De la tiare aux chaussures rouges, un vestiaire codifié
La figure du pape se distingue par son influence spirituelle, mais aussi par une attention très particulière au vêtement, chargé de symbolique historique. Il y a des éléments qui marquent l’imaginaire collectif, comme la tiare papale. Cette triple couronne immense qui saute aux yeux quand on pense au pape, et qui représente son pouvoir temporel et spirituel. Si Rihanna l’a très bien portée au Met Gala de 2018, la tiare n’est plus portée depuis les années 60, abandonnée par Paul VI qui la jugeait trop monarchique.

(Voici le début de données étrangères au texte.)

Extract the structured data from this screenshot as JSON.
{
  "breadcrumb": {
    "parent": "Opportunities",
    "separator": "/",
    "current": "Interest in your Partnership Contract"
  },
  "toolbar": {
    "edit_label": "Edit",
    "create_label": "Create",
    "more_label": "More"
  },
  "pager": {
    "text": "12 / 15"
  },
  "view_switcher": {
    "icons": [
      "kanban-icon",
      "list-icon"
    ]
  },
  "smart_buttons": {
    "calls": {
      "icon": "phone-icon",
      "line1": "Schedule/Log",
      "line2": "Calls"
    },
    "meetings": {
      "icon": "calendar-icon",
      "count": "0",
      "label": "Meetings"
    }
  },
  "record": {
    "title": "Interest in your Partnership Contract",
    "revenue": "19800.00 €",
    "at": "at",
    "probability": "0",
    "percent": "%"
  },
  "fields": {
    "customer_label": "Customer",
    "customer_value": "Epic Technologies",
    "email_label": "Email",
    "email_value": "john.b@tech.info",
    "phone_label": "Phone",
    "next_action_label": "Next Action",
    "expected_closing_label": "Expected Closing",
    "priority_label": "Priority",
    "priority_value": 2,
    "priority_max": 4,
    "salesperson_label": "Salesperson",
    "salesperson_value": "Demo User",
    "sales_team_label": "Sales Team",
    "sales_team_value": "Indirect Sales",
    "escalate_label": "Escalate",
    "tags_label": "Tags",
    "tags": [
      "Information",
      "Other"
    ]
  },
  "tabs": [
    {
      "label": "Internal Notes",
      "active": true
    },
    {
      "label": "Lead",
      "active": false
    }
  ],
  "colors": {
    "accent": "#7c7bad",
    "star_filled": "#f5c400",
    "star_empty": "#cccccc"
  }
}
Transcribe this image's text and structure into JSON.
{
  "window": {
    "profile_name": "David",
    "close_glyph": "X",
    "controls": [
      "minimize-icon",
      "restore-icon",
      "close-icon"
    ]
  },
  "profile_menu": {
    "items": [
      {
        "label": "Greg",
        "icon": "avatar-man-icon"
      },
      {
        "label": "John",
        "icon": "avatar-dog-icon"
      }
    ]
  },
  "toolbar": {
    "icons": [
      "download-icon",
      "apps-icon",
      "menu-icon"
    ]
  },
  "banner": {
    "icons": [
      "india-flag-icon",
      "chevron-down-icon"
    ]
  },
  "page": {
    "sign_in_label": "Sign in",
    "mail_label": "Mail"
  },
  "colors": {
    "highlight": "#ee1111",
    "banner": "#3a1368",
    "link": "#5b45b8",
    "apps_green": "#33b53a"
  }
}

Les couleurs, elles aussi, sont codifiées et riches de sens dans le vestiaire papale. Traditionnellement, les papes ont par exemple porté des chaussures rouges. Dans la foi catholique, la couleur rouge symbolise la Passion du Christ et le sang des martyrs, dont le pape est l’héritier spirituel. Une tradition suivie par tous les papes depuis l’empire romain, jusqu’au pape François, qui a préféré opter pour des chaussures noires, dans lesquelles sa dépouille a été exposée à sa mort. Un choix que les observateurs ont associé avec son désir de s’éloigner du faste et des apparats.
Le pape s’habille en Prada ?
Il y en a un qui les aimait bien, ses chaussures rouges : le pape Benoît XVI, surnommé la fashionista. En 2007, le magazine Esquire avait affirmé que les mocassins rouges de Benoît XVI étaient signés de la maison Prada. Emballement général dans l’espace médiatique. L’organe officiel du Vatican, L’Osservatore Romano, avait dû démentir en rétorquant « Le pape n’est pas habillé par Prada, mais par le Christ ». Le « Christ » en question : un cordonnier italien du nom de Adriano Stefanelli.

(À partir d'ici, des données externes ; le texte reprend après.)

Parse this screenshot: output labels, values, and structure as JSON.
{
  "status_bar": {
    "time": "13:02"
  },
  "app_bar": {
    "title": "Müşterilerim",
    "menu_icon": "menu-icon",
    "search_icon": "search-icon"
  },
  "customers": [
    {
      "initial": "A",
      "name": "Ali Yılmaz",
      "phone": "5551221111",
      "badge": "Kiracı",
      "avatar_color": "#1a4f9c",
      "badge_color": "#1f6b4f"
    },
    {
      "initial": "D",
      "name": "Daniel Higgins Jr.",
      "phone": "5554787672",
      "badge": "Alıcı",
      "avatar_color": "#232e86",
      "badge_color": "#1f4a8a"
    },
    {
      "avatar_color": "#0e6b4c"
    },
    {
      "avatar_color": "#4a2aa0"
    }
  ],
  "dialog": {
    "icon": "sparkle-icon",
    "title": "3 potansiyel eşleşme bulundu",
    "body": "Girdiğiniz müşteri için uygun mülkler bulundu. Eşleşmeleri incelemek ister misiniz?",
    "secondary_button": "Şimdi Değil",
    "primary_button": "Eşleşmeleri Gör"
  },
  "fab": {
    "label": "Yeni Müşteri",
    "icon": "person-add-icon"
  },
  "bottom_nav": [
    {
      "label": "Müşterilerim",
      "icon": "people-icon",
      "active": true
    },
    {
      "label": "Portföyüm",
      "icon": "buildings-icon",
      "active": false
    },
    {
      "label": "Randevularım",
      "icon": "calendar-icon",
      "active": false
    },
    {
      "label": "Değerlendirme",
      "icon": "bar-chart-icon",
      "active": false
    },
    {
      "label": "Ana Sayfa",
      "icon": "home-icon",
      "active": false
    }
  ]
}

Les Ray-Ban de Jean Paul II
Benoît XVI n’était pas le seul pape à prendre soin de son style. Durant son règne dans les années 80 et 90, Jean Paul II s’est fait connaître pour ses épaisses lunettes de soleil noires lors de ses sorties. Rappelant les célèbres Wayfarer de Ray-Ban, la star du Vatican les a portés religieusement, se conférant une aura plus cool, qui a plu à la jeunesse catholique. Ses lunettes ont même fini par se retrouver exposées dans un musée, relique contemporaine qui prouve que le Saint-Père a du flair.